Запретная Магия | страница 100
Они медленно въехали в буковую рощу и вдруг, будто выйдя из-под навеса, оказались на залитой солнцем поляне. Брахт остановился, Каландрилл тоже, пораженные огромным деревом, возвышавшимся над поляной. Это был дуб, и размеры его производили потрясающее впечатление; крона у дерева была такой огромной, что под ее мощным сводом могло запросто разместиться сразу несколько просторных комнат. Земля вокруг дерева была густо усыпана опавшей на зиму листвой, и этот рыжий ковер контрастировал с яркой весенней зеленью, тянувшейся к солнцу. Брахт спрыгнул на землю, Каландрилл последовал его примеру и, как и он, привязал коня и пошел к дубу.
Под ногами у них шуршала и хрустела сухая листва, и это был единственный звук, нарушавший мертвую тишину, стоявшую на поляне. Ни пения птиц, ни жужжания насекомых, ни легкого шелеста ветерка, словно мощное дерево поглощало все звуки. На лице кернийца было такое выражение, какого Каландрилл раньше не видел: это было выражение священного поклонения. Брахт медленно подошел к огромному дереву с поднятыми, словно в молитве, руками, затем припал ладонями к шершавому стволу, бормоча что-то на языке, который Каландрилл определил как кернийский, но в его бормотании он различил лишь одно слово: «Ахрд».
Брахт долго стоял так, опираясь о дерево руками, а Каландрилл терпеливо ждал; потом керниец выпрямился и с торжественным лицом посмотрел на Каландрилла.
— Мне не довелось бывать в Куан-на'Дру, и я никогда не видел Священного древа, но мне кажется, что это — родственник Ахрда. Наверное, это знамение, хотя я и не понимаю, к чему.

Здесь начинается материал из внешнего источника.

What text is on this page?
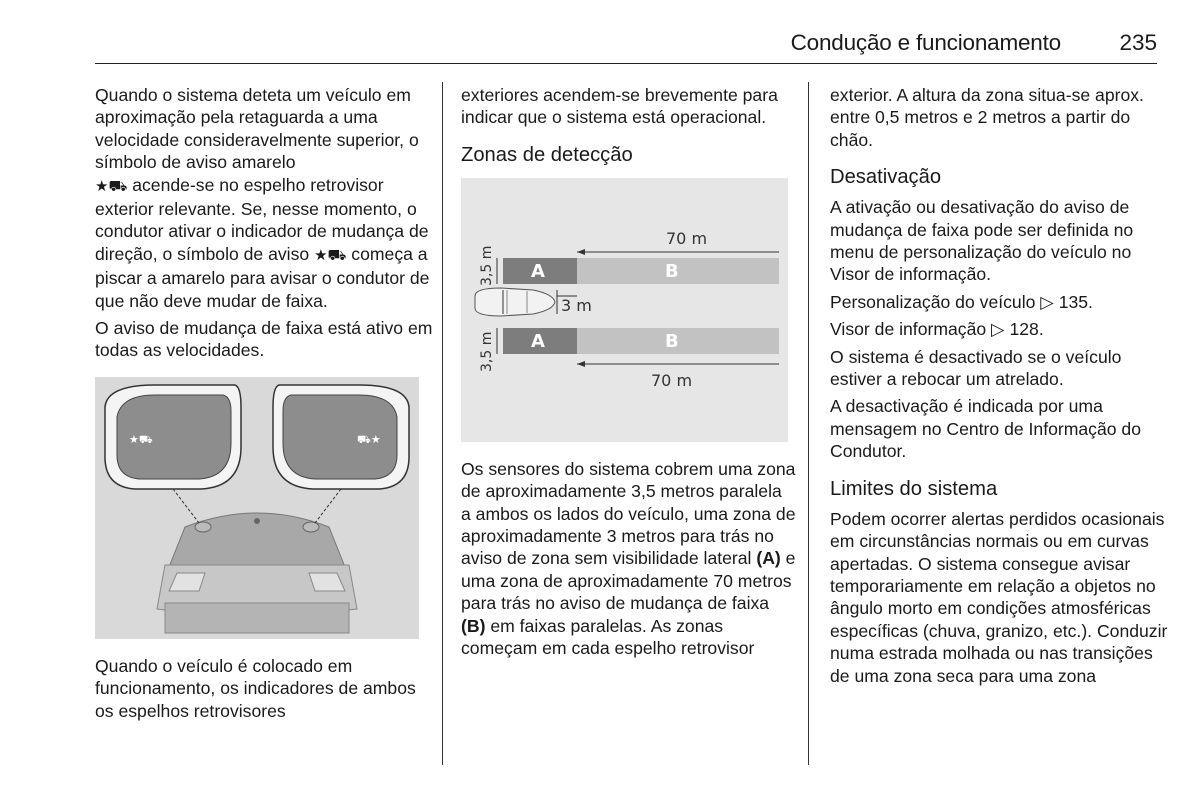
Condução e funcionamento	235

Quando o sistema deteta um veículo em aproximação pela retaguarda a uma velocidade consideravelmente superior, o símbolo de aviso amarelo
★⛟ acende-se no espelho retrovisor exterior relevante. Se, nesse momento, o condutor ativar o indicador de mudança de direção, o símbolo de aviso ★⛟ começa a piscar a amarelo para avisar o condutor de que não deve mudar de faixa.

O aviso de mudança de faixa está ativo em todas as velocidades.

★⛟	⛟★

Quando o veículo é colocado em funcionamento, os indicadores de ambos os espelhos retrovisores

exteriores acendem-se brevemente para indicar que o sistema está operacional.

Zonas de detecção
70 m
A	B
3,5 m
3 m
A	B
3,5 m
70 m

Os sensores do sistema cobrem uma zona de aproximadamente 3,5 metros paralela a ambos os lados do veículo, uma zona de aproximadamente 3 metros para trás no aviso de zona sem visibilidade lateral (A) e uma zona de aproximadamente 70 metros para trás no aviso de mudança de faixa (B) em faixas paralelas. As zonas começam em cada espelho retrovisor

exterior. A altura da zona situa-se aprox. entre 0,5 metros e 2 metros a partir do chão.

Desativação

A ativação ou desativação do aviso de mudança de faixa pode ser definida no menu de personalização do veículo no Visor de informação.

Personalização do veículo ▷ 135.

Visor de informação ▷ 128.

O sistema é desactivado se o veículo estiver a rebocar um atrelado.

A desactivação é indicada por uma mensagem no Centro de Informação do Condutor.

Limites do sistema

Podem ocorrer alertas perdidos ocasionais em circunstâncias normais ou em curvas apertadas. O sistema consegue avisar temporariamente em relação a objetos no ângulo morto em condições atmosféricas específicas (chuva, granizo, etc.). Conduzir numa estrada molhada ou nas transições de uma zona seca para uma zona
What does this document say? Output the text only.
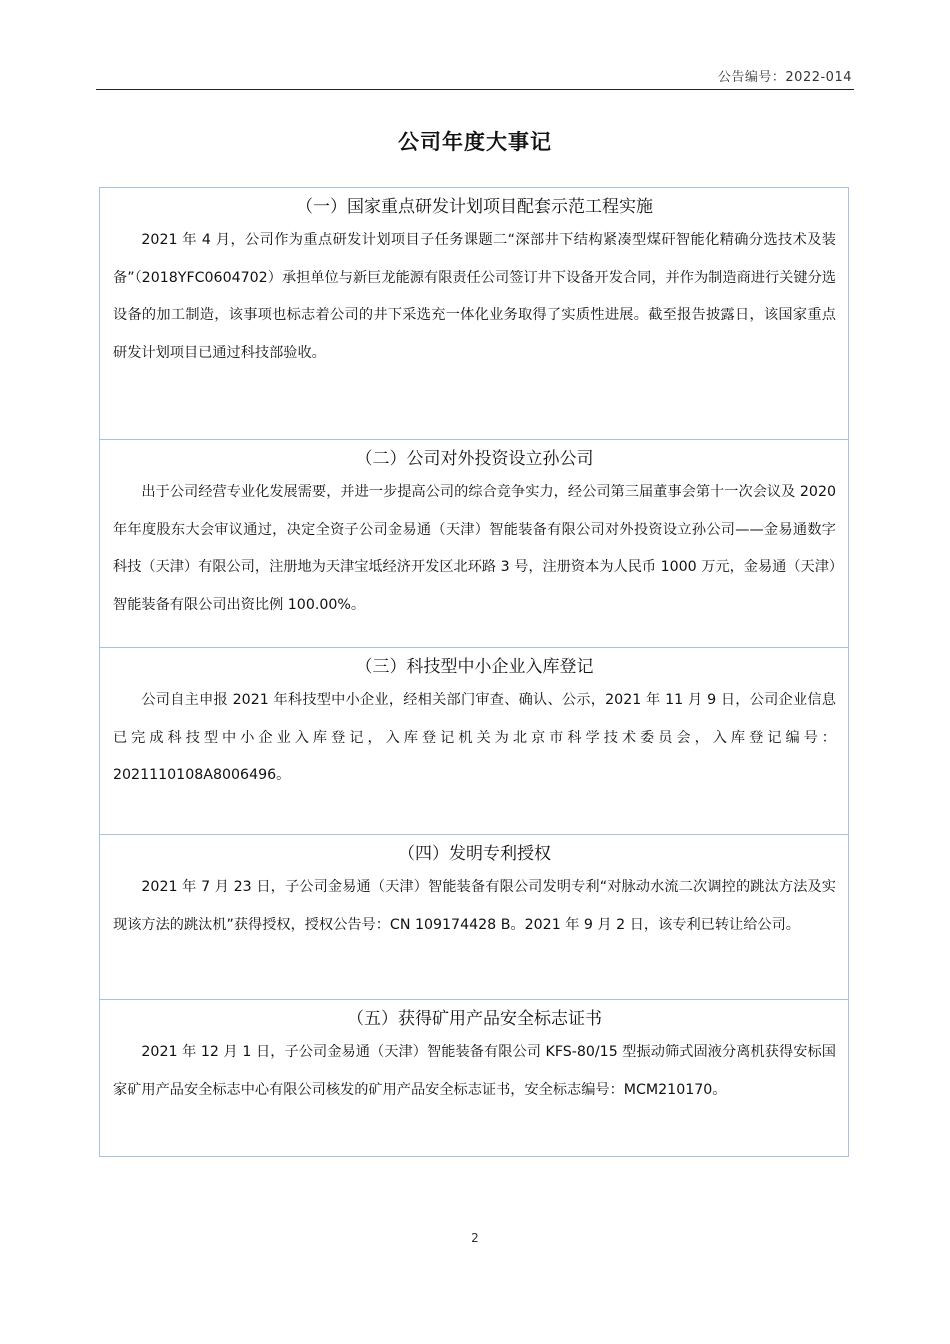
公告编号：2022-014
公司年度大事记
（一）国家重点研发计划项目配套示范工程实施

2021 年 4 月，公司作为重点研发计划项目子任务课题二“深部井下结构紧凑型煤矸智能化精确分选技术及装备”（2018YFC0604702）承担单位与新巨龙能源有限责任公司签订井下设备开发合同，并作为制造商进行关键分选设备的加工制造，该事项也标志着公司的井下采选充一体化业务取得了实质性进展。截至报告披露日，该国家重点研发计划项目已通过科技部验收。

（二）公司对外投资设立孙公司

出于公司经营专业化发展需要，并进一步提高公司的综合竞争实力，经公司第三届董事会第十一次会议及 2020 年年度股东大会审议通过，决定全资子公司金易通（天津）智能装备有限公司对外投资设立孙公司——金易通数字科技（天津）有限公司，注册地为天津宝坻经济开发区北环路 3 号，注册资本为人民币 1000 万元，金易通（天津）智能装备有限公司出资比例 100.00%。

（三）科技型中小企业入库登记

公司自主申报 2021 年科技型中小企业，经相关部门审查、确认、公示，2021 年 11 月 9 日，公司企业信息已完成科技型中小企业入库登记，入库登记机关为北京市科学技术委员会，入库登记编号：2021110108A8006496。

（四）发明专利授权

2021 年 7 月 23 日，子公司金易通（天津）智能装备有限公司发明专利“对脉动水流二次调控的跳汰方法及实现该方法的跳汰机”获得授权，授权公告号：CN 109174428 B。2021 年 9 月 2 日，该专利已转让给公司。

（五）获得矿用产品安全标志证书

2021 年 12 月 1 日，子公司金易通（天津）智能装备有限公司 KFS-80/15 型振动筛式固液分离机获得安标国家矿用产品安全标志中心有限公司核发的矿用产品安全标志证书，安全标志编号：MCM210170。

2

Каландрилл нахмурился: он знал, что кернийцы почитают дерево Ахрд как своего бога, но чтобы Брахт был настолько набожен — это ему и в голову не приходило; к тому же он не понимал, как можно боготворить неодушевленную природу. Однако он не мог отрицать, что дуб производил впечатление потрясающей мощи. Здесь, на залитой солнцем поляне, эта мощь была почти осязаемой; ему даже показалось, что он вдыхает ее с пахнущим землей воздухом, чувствует ее в окрашенном в зеленое свете, ласкавшем его лицо. Он кивнул.
В следующее мгновенье он уже хватался за эфес меча — неизвестно откуда до них долетел голос:
— Брахт знает.
Впечатление было такое, будто говорило само дерево или земля под ним: такими мягкими, как шелест листьев на ветру, показались ему слова — легкий скрип качнувшихся сучьев. По коже у него побежали мурашки, а Брахт начал медленно вытаскивать меч; переливы света заиграли на полированном клинке, когда он поднял его на изготовку; только тут Каландрилл сообразил, что и сам уже обнажил меч, готовый к обороне.